I’m not suggesting that marketers need to be stand-up comedians, although a sense of humour is essential to remain sane. What this phrase says to me is that when we market we should be demonstrating ‘how good we are’, and not just saying ‘we are good’.
There is an obvious way of doing this which is using the voice of the customer. A testimonial is worth a hundred eShots. I watched a documentary about Facebook recently – something I recorded ages ago, so probably old news now, but noteworthy all the same. It was talking about how Facebook is capitalising on advertising. It gave the example of someone like me going onto, say, the corporate Facebook page of Coca-Cola, and hitting ‘Like’. This is then used to advertise my endorsement of Coca-Cola to my friends. It assumes my friends have similar tastes to me, and as such when they login they are presented with a paid advert that effectively says ‘Gary likes Coca-Cola’ rather than ‘Coca-Cola is great’.
I find many organisations turn creating case studies into ‘mission impossible’, and as such a great deal of effort results in very little. I am not suggesting the Facebook model is the answer for B2B, but something can be learned from its simplicity. With this approach you are effectively getting someone else to say how great you are – ‘my friends say I am funny’.
The less obvious way is to get people to sample how you think, work and act. In other words, what is it like to be one of your customers? I do this for one of my clients – I effectively run a communication programme for customers delivering value-add information and advice. What I then do is take this content and ever so slightly re-purpose it for potential customers. This is a very subtle approach but in essence, rather than driving lots of eMarketing campaigns saying’ look at me’ or ‘we are great’, I very softly send them the things that make us great in the eyes of our customers.

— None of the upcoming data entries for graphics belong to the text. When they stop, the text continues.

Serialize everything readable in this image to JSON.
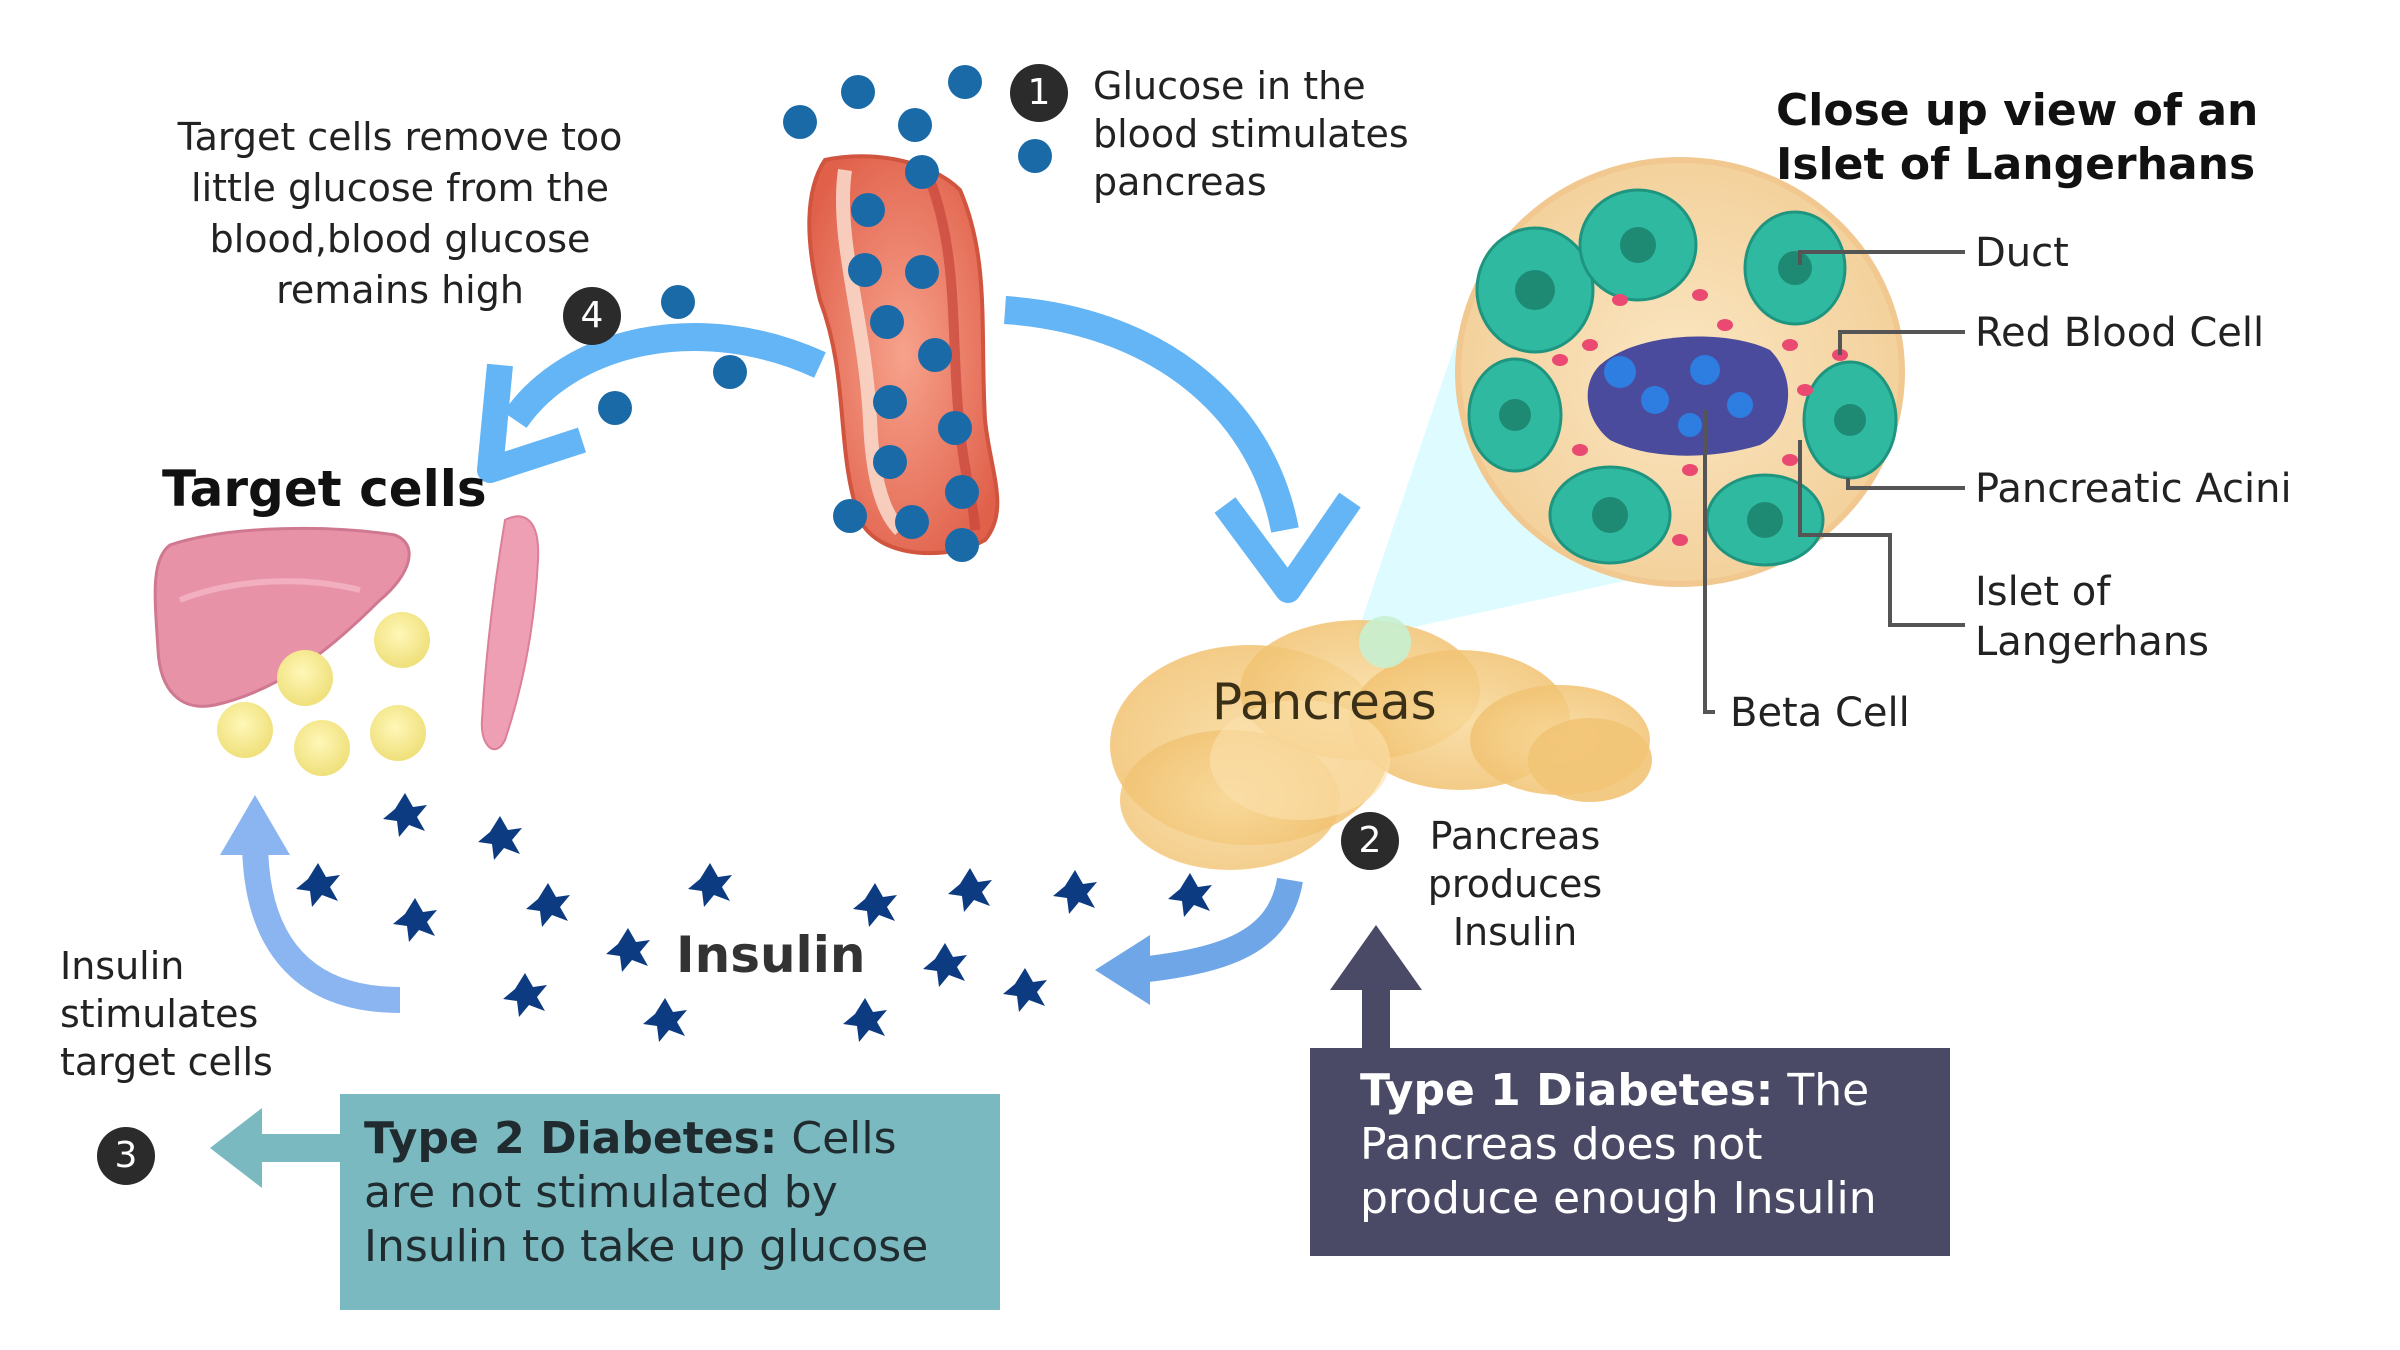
{
  "steps": {
    "step1": {
      "number": "1",
      "text": "Glucose in the\nblood stimulates\npancreas"
    },
    "step2": {
      "number": "2",
      "text": "Pancreas\nproduces\nInsulin"
    },
    "step3": {
      "number": "3",
      "text": "Insulin\nstimulates\ntarget cells"
    },
    "step4": {
      "number": "4",
      "text": "Target cells remove too\nlittle glucose from the\nblood,blood glucose\nremains high"
    }
  },
  "labels": {
    "target_cells": "Target cells",
    "pancreas": "Pancreas",
    "insulin": "Insulin"
  },
  "islet": {
    "title": "Close up view of an\nIslet of Langerhans",
    "parts": {
      "duct": "Duct",
      "red_blood_cell": "Red Blood Cell",
      "pancreatic_acini": "Pancreatic Acini",
      "islet_of_langerhans": "Islet of\nLangerhans",
      "beta_cell": "Beta Cell"
    }
  },
  "notes": {
    "type2": {
      "title": "Type 2 Diabetes:",
      "body": " Cells are not stimulated by Insulin to take up glucose"
    },
    "type1": {
      "title": "Type 1 Diabetes:",
      "body": " The Pancreas does not produce enough Insulin"
    }
  },
  "colors": {
    "arrow_blue": "#64b5f6",
    "glucose_dot": "#1a6aa8",
    "insulin": "#0d3b82",
    "type2_box": "#7ab9bf",
    "type1_box": "#4a4a66",
    "pancreas": "#f4cf86",
    "blood_vessel": "#e8775e",
    "acini": "#2fb9a0"
  }
}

I also find that this approach works well in terms of events. Many organisations are reluctant to have customers and prospects to the same event. I strongly believe that there is everything to gain and very little to lose in doing this. At an event, customers very rarely talk negatively about the host – after all they do not want to publicly declare they have made the wrong choice, especially not to strangers. They may be truthful in combining positives with negatives, but in my view this actually adds to the credibility.
Marketing may be at the sharpest end of the business, but sometimes it is the subtle things that are the most effective in raising not only awareness, but credibility of your organisation.